Selain itu, frasa “melakukan melalui sarana teknologi” sebagai pemberat menjadikan hal ini berbahaya karena misalnya, seseorang yang terkena ancaman pidana fitnah, bisa mendapat tambahan pidana dengan adanya frasa ini.
Larangan unjuk rasa. Pasal ini seharusnya memuat definisi yang lebih ketat terkait “kepentingan umum” karena frasa ini berpotensi menjadi pasal karet yang bisa mempidana masyarakat yang melakukan unjuk rasa untuk menagih haknya.
Selain itu, frasa “pemberitahuan” seharusnya perlu diperjelas dan bukan merupakan izin,
sehingga hanya perlu pemberitahuan saja ke aparat yang berwenang dan tidak ada pembatasan tiga hari sebagaimana janji pemerintah.
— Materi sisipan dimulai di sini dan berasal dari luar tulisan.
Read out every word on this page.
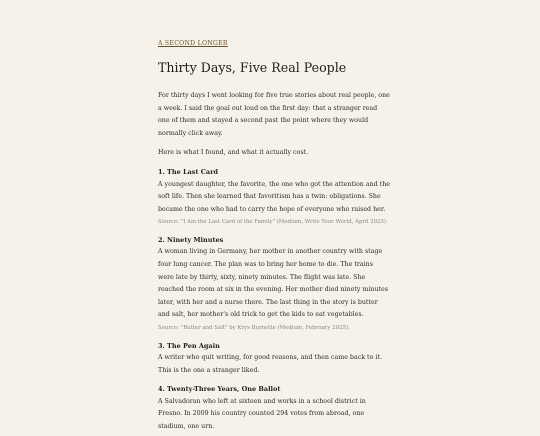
A SECOND LONGER
Thirty Days, Five Real People

For thirty days I went looking for five true stories about real people, one a week. I said the goal out loud on the first day: that a stranger read one of them and stayed a second past the point where they would normally click away.

Here is what I found, and what it actually cost.

1. The Last Card

A youngest daughter, the favorite, the one who got the attention and the soft life. Then she learned that favoritism has a twin: obligations. She became the one who had to carry the hope of everyone who raised her.

Source: "I Am the Last Card of the Family" (Medium, Write Your World, April 2025).

2. Ninety Minutes

A woman living in Germany, her mother in another country with stage four lung cancer. The plan was to bring her home to die. The trains were late by thirty, sixty, ninety minutes. The flight was late. She reached the room at six in the evening. Her mother died ninety minutes later, with her and a nurse there. The last thing in the story is butter and salt, her mother's old trick to get the kids to eat vegetables.

Source: "Butter and Salt" by Krys Burnette (Medium, February 2025).

3. The Pen Again

A writer who quit writing, for good reasons, and then came back to it. This is the one a stranger liked.

4. Twenty-Three Years, One Ballot

A Salvadoran who left at sixteen and works in a school district in Fresno. In 2009 his country counted 294 votes from abroad, one stadium, one urn.
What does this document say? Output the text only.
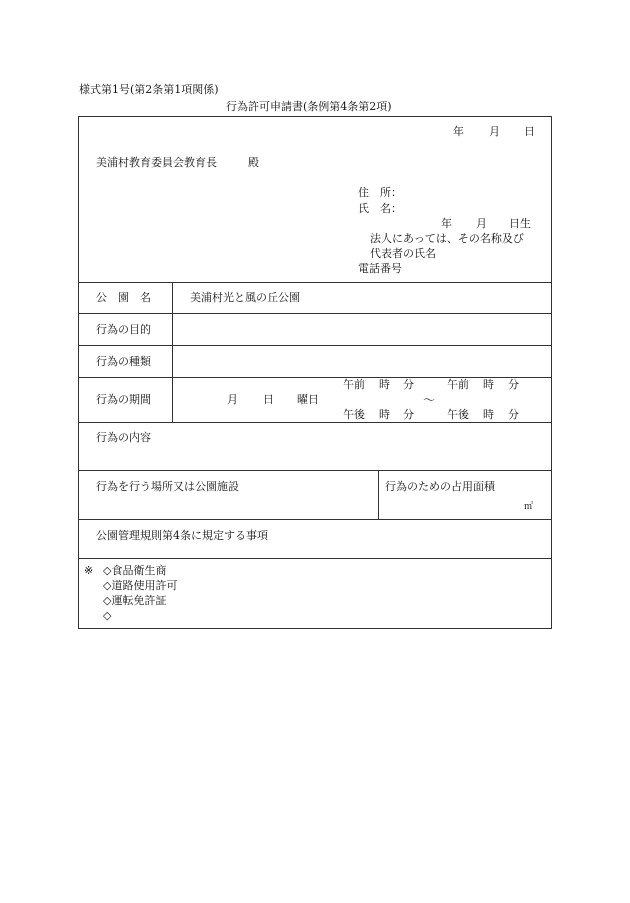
様式第1号(第2条第1項関係)
行為許可申請書(条例第4条第2項)
年 月 日
美浦村教育委員会教育長	殿
住　所：
氏　名：
年 月 日生
法人にあっては、その名称及び
代表者の氏名
電話番号
公　園　名	美浦村光と風の丘公園
行為の目的
行為の種類
行為の期間	月 日 曜日
午前 時 分
午後 時 分
～
午前 時 分
午後 時 分
行為の内容
行為を行う場所又は公園施設	行為のための占用面積
㎡
公園管理規則第4条に規定する事項
※ ◇食品衛生商
◇道路使用許可
◇運転免許証
◇
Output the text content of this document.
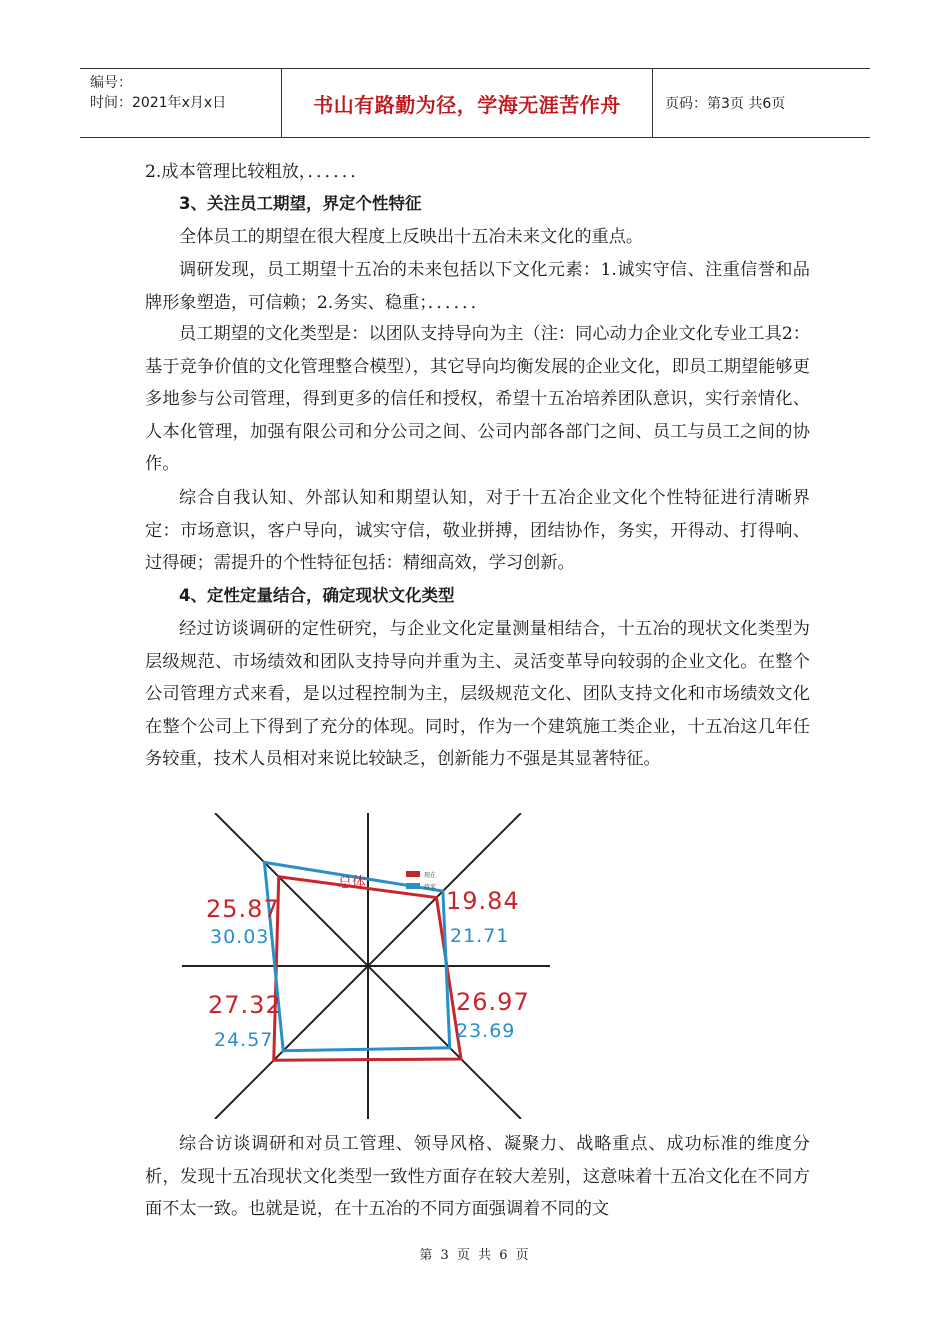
编号：
时间：2021年x月x日	书山有路勤为径，学海无涯苦作舟	页码：第3页 共6页

2.成本管理比较粗放，．．．．．．

3、关注员工期望，界定个性特征

全体员工的期望在很大程度上反映出十五冶未来文化的重点。

调研发现，员工期望十五冶的未来包括以下文化元素：1.诚实守信、注重信誉和品牌形象塑造，可信赖；2.务实、稳重；．．．．．．

员工期望的文化类型是：以团队支持导向为主（注：同心动力企业文化专业工具2：基于竞争价值的文化管理整合模型），其它导向均衡发展的企业文化，即员工期望能够更多地参与公司管理，得到更多的信任和授权，希望十五冶培养团队意识，实行亲情化、人本化管理，加强有限公司和分公司之间、公司内部各部门之间、员工与员工之间的协作。

综合自我认知、外部认知和期望认知，对于十五冶企业文化个性特征进行清晰界定：市场意识，客户导向，诚实守信，敬业拼搏，团结协作，务实，开得动、打得响、过得硬；需提升的个性特征包括：精细高效，学习创新。

4、定性定量结合，确定现状文化类型

经过访谈调研的定性研究，与企业文化定量测量相结合，十五冶的现状文化类型为层级规范、市场绩效和团队支持导向并重为主、灵活变革导向较弱的企业文化。在整个公司管理方式来看，是以过程控制为主，层级规范文化、团队支持文化和市场绩效文化在整个公司上下得到了充分的体现。同时，作为一个建筑施工类企业，十五冶这几年任务较重，技术人员相对来说比较缺乏，创新能力不强是其显著特征。

25.87	19.84
26.97
27.32
30.03	21.71
23.69
24.57
总体	现在
将来

综合访谈调研和对员工管理、领导风格、凝聚力、战略重点、成功标准的维度分析，发现十五冶现状文化类型一致性方面存在较大差别，这意味着十五冶文化在不同方面不太一致。也就是说，在十五冶的不同方面强调着不同的文

第 3 页 共 6 页
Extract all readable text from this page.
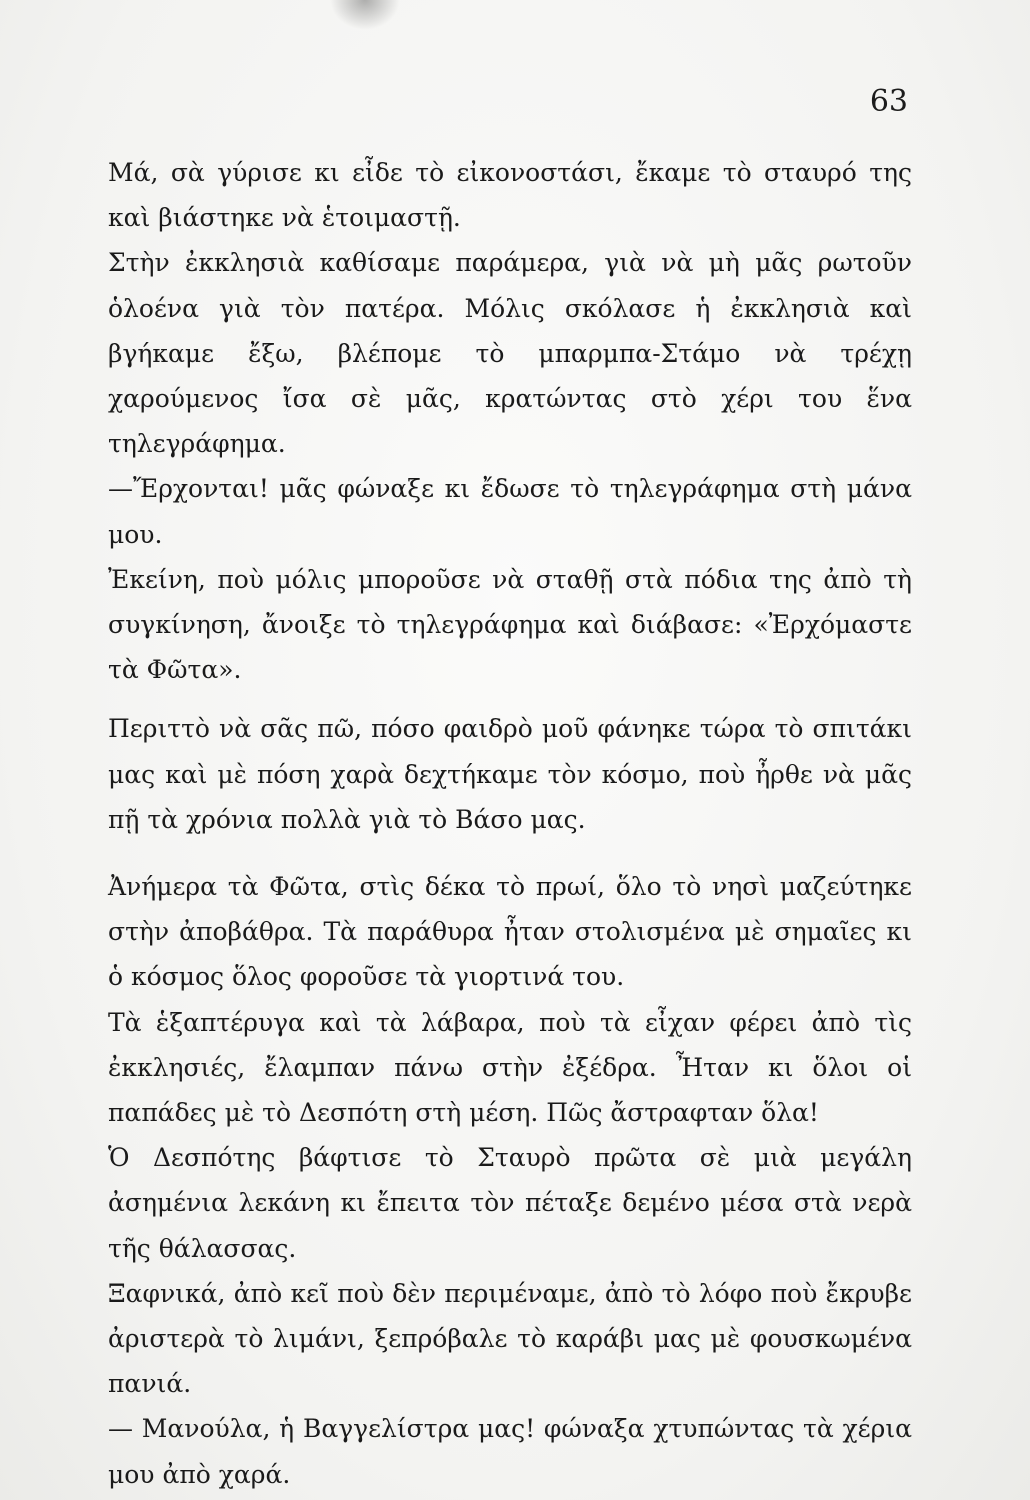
63

Μά, σὰ γύρισε κι εἶδε τὸ εἰκονοστάσι, ἔκαμε τὸ σταυρό της καὶ βιάστηκε νὰ ἑτοιμαστῇ.

Στὴν ἐκκλησιὰ καθίσαμε παράμερα, γιὰ νὰ μὴ μᾶς ρωτοῦν ὁλοένα γιὰ τὸν πατέρα. Μόλις σκόλασε ἡ ἐκκλησιὰ καὶ βγήκαμε ἔξω, βλέπομε τὸ μπαρμπα-Στάμο νὰ τρέχῃ χαρούμενος ἴσα σὲ μᾶς, κρατώντας στὸ χέρι του ἕνα τηλεγράφημα.

—Ἔρχονται! μᾶς φώναξε κι ἔδωσε τὸ τηλεγράφημα στὴ μάνα μου.

Ἐκείνη, ποὺ μόλις μποροῦσε νὰ σταθῇ στὰ πόδια της ἀπὸ τὴ συγκίνηση, ἄνοιξε τὸ τηλεγράφημα καὶ διάβασε: «Ἐρχόμαστε τὰ Φῶτα».

Περιττὸ νὰ σᾶς πῶ, πόσο φαιδρὸ μοῦ φάνηκε τώρα τὸ σπιτάκι μας καὶ μὲ πόση χαρὰ δεχτήκαμε τὸν κόσμο, ποὺ ἦρθε νὰ μᾶς πῇ τὰ χρόνια πολλὰ γιὰ τὸ Βάσο μας.

Ἀνήμερα τὰ Φῶτα, στὶς δέκα τὸ πρωί, ὅλο τὸ νησὶ μαζεύτηκε στὴν ἀποβάθρα. Τὰ παράθυρα ἦταν στολισμένα μὲ σημαῖες κι ὁ κόσμος ὅλος φοροῦσε τὰ γιορτινά του.

Τὰ ἑξαπτέρυγα καὶ τὰ λάβαρα, ποὺ τὰ εἶχαν φέρει ἀπὸ τὶς ἐκκλησιές, ἔλαμπαν πάνω στὴν ἐξέδρα. Ἦταν κι ὅλοι οἱ παπάδες μὲ τὸ Δεσπότη στὴ μέση. Πῶς ἄστραφταν ὅλα!

Ὁ Δεσπότης βάφτισε τὸ Σταυρὸ πρῶτα σὲ μιὰ μεγάλη ἀσημένια λεκάνη κι ἔπειτα τὸν πέταξε δεμένο μέσα στὰ νερὰ τῆς θάλασσας.

Ξαφνικά, ἀπὸ κεῖ ποὺ δὲν περιμέναμε, ἀπὸ τὸ λόφο ποὺ ἔκρυβε ἀριστερὰ τὸ λιμάνι, ξεπρόβαλε τὸ καράβι μας μὲ φουσκωμένα πανιά.

— Μανούλα, ἡ Βαγγελίστρα μας! φώναξα χτυπώντας τὰ χέρια μου ἀπὸ χαρά.
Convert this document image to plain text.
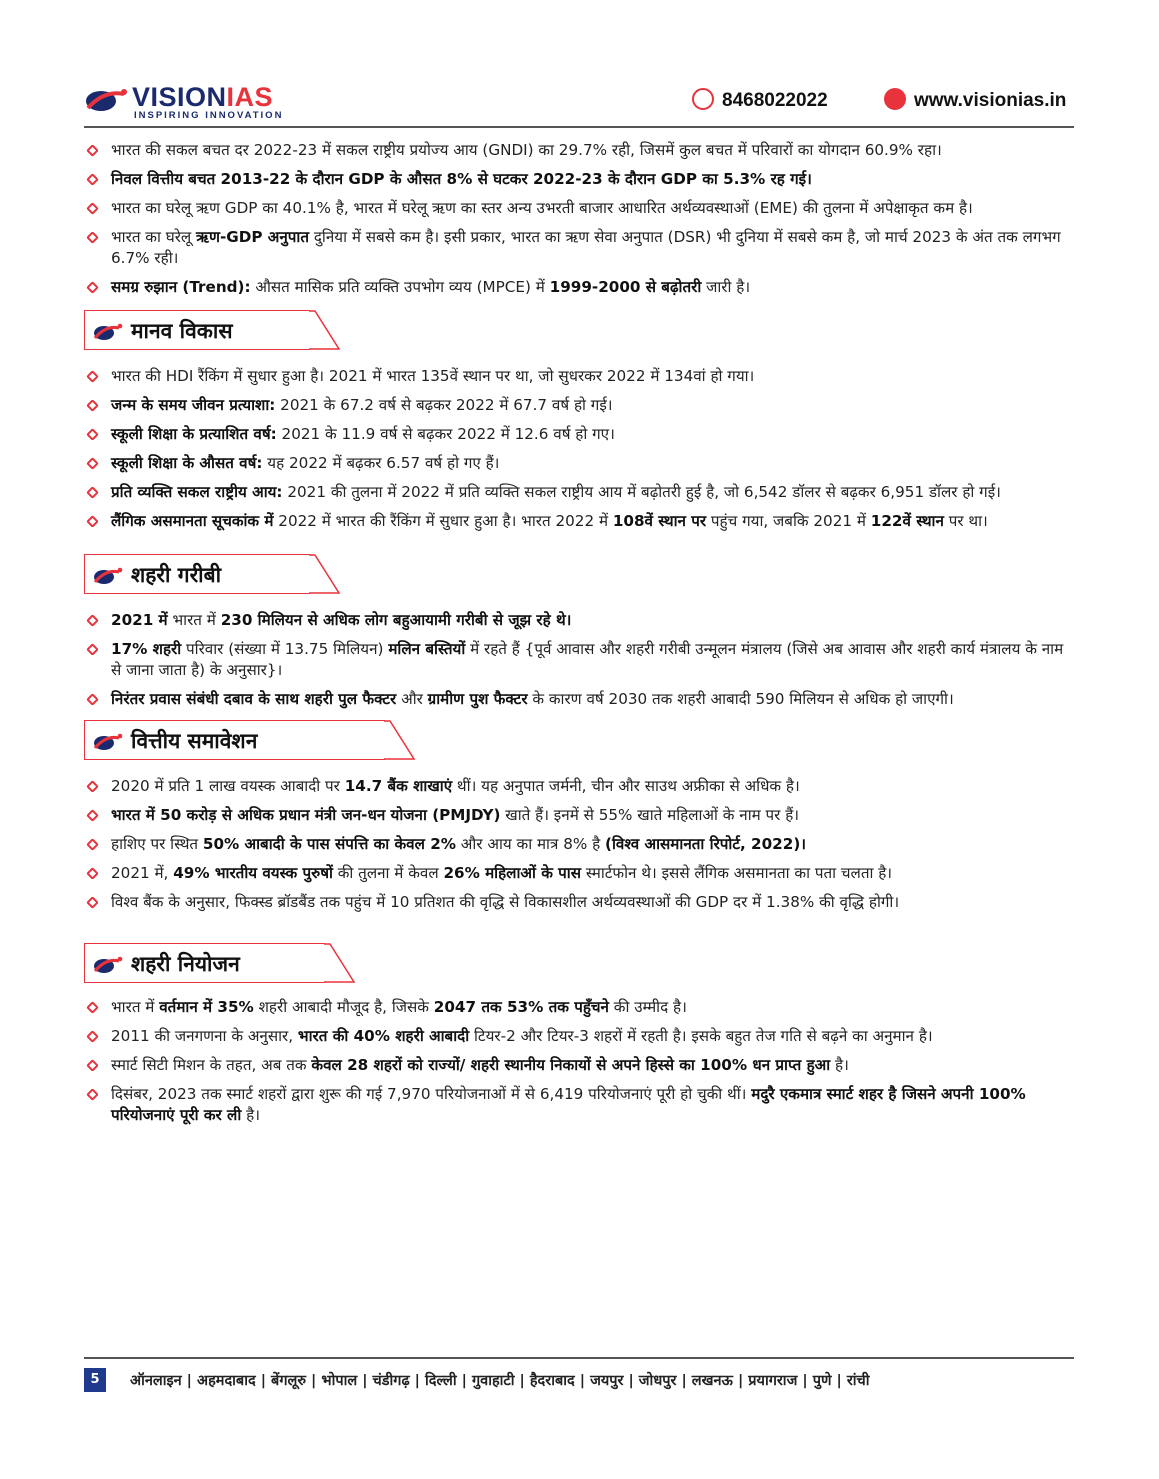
VISIONIAS
INSPIRING INNOVATION
8468022022	www.visionias.in
भारत की सकल बचत दर 2022-23 में सकल राष्ट्रीय प्रयोज्य आय (GNDI) का 29.7% रही, जिसमें कुल बचत में परिवारों का योगदान 60.9% रहा।
निवल वित्तीय बचत 2013-22 के दौरान GDP के औसत 8% से घटकर 2022-23 के दौरान GDP का 5.3% रह गई।
भारत का घरेलू ऋण GDP का 40.1% है, भारत में घरेलू ऋण का स्तर अन्य उभरती बाजार आधारित अर्थव्यवस्थाओं (EME) की तुलना में अपेक्षाकृत कम है।
भारत का घरेलू ऋण-GDP अनुपात दुनिया में सबसे कम है। इसी प्रकार, भारत का ऋण सेवा अनुपात (DSR) भी दुनिया में सबसे कम है, जो मार्च 2023 के अंत तक लगभग 6.7% रही।
समग्र रुझान (Trend): औसत मासिक प्रति व्यक्ति उपभोग व्यय (MPCE) में 1999-2000 से बढ़ोतरी जारी है।
मानव विकास
भारत की HDI रैंकिंग में सुधार हुआ है। 2021 में भारत 135वें स्थान पर था, जो सुधरकर 2022 में 134वां हो गया।
जन्म के समय जीवन प्रत्याशा: 2021 के 67.2 वर्ष से बढ़कर 2022 में 67.7 वर्ष हो गई।
स्कूली शिक्षा के प्रत्याशित वर्ष: 2021 के 11.9 वर्ष से बढ़कर 2022 में 12.6 वर्ष हो गए।
स्कूली शिक्षा के औसत वर्ष: यह 2022 में बढ़कर 6.57 वर्ष हो गए हैं।
प्रति व्यक्ति सकल राष्ट्रीय आय: 2021 की तुलना में 2022 में प्रति व्यक्ति सकल राष्ट्रीय आय में बढ़ोतरी हुई है, जो 6,542 डॉलर से बढ़कर 6,951 डॉलर हो गई।
लैंगिक असमानता सूचकांक में 2022 में भारत की रैंकिंग में सुधार हुआ है। भारत 2022 में 108वें स्थान पर पहुंच गया, जबकि 2021 में 122वें स्थान पर था।
शहरी गरीबी
2021 में भारत में 230 मिलियन से अधिक लोग बहुआयामी गरीबी से जूझ रहे थे।
17% शहरी परिवार (संख्या में 13.75 मिलियन) मलिन बस्तियों में रहते हैं {पूर्व आवास और शहरी गरीबी उन्मूलन मंत्रालय (जिसे अब आवास और शहरी कार्य मंत्रालय के नाम से जाना जाता है) के अनुसार}।
निरंतर प्रवास संबंधी दबाव के साथ शहरी पुल फैक्टर और ग्रामीण पुश फैक्टर के कारण वर्ष 2030 तक शहरी आबादी 590 मिलियन से अधिक हो जाएगी।
वित्तीय समावेशन
2020 में प्रति 1 लाख वयस्क आबादी पर 14.7 बैंक शाखाएं थीं। यह अनुपात जर्मनी, चीन और साउथ अफ्रीका से अधिक है।
भारत में 50 करोड़ से अधिक प्रधान मंत्री जन-धन योजना (PMJDY) खाते हैं। इनमें से 55% खाते महिलाओं के नाम पर हैं।
हाशिए पर स्थित 50% आबादी के पास संपत्ति का केवल 2% और आय का मात्र 8% है (विश्व आसमानता रिपोर्ट, 2022)।
2021 में, 49% भारतीय वयस्क पुरुषों की तुलना में केवल 26% महिलाओं के पास स्मार्टफोन थे। इससे लैंगिक असमानता का पता चलता है।
विश्व बैंक के अनुसार, फिक्स्ड ब्रॉडबैंड तक पहुंच में 10 प्रतिशत की वृद्धि से विकासशील अर्थव्यवस्थाओं की GDP दर में 1.38% की वृद्धि होगी।
शहरी नियोजन
भारत में वर्तमान में 35% शहरी आबादी मौजूद है, जिसके 2047 तक 53% तक पहुँचने की उम्मीद है।
2011 की जनगणना के अनुसार, भारत की 40% शहरी आबादी टियर-2 और टियर-3 शहरों में रहती है। इसके बहुत तेज गति से बढ़ने का अनुमान है।
स्मार्ट सिटी मिशन के तहत, अब तक केवल 28 शहरों को राज्यों/ शहरी स्थानीय निकायों से अपने हिस्से का 100% धन प्राप्त हुआ है।
दिसंबर, 2023 तक स्मार्ट शहरों द्वारा शुरू की गई 7,970 परियोजनाओं में से 6,419 परियोजनाएं पूरी हो चुकी थीं। मदुरै एकमात्र स्मार्ट शहर है जिसने अपनी 100% परियोजनाएं पूरी कर ली है।
5	ऑनलाइन | अहमदाबाद | बेंगलूरु | भोपाल | चंडीगढ़ | दिल्ली | गुवाहाटी | हैदराबाद | जयपुर | जोधपुर | लखनऊ | प्रयागराज | पुणे | रांची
Memutihkan dosa negara dengan penghapusan unsur retroaktif pada pelanggaran HAM berat. Dalam naskah terakhir dari RKUHP, negara menerapkan asas non-retroaktif, artinya kejahatan di masa lalu tidak dapat dipidana dengan peraturan baru ini.
Dengan diaturnya pelanggaran HAM berat di RKUHP menandakan bahwa segala pelanggaran HAM berat masa lalu dan semua pelanggaran HAM berat yang terjadi sebelum disahkannya RKUHP tidak dapat diadili.
Selain itu, masa daluarsa yang diatur di RKUHP juga terlalu singkat, padahal pelanggaran HAM
berat mustahil untuk diselesaikan dalam waktu yang sebentar, apalagi para pelakunya merupakan orang yang memiliki kuasa dan sumberdaya lebih untuk menghambat proses hukum.
Mempidana korban kekerasan seksual. Adanya pasal yang mengatur kohabitasi berpotensi mempidanakan korban
kekerasan seksual.
Meringankan ancaman bagi koruptor. Dalam draf RKUHP terakhir, ancaman terhadap koruptor terlalu ringan dan tidak memberikan efek jera terhadap koruptor yang dimana tindak pidana korupsi adalah kejahatan yang berdampak luas bagi masyarakat.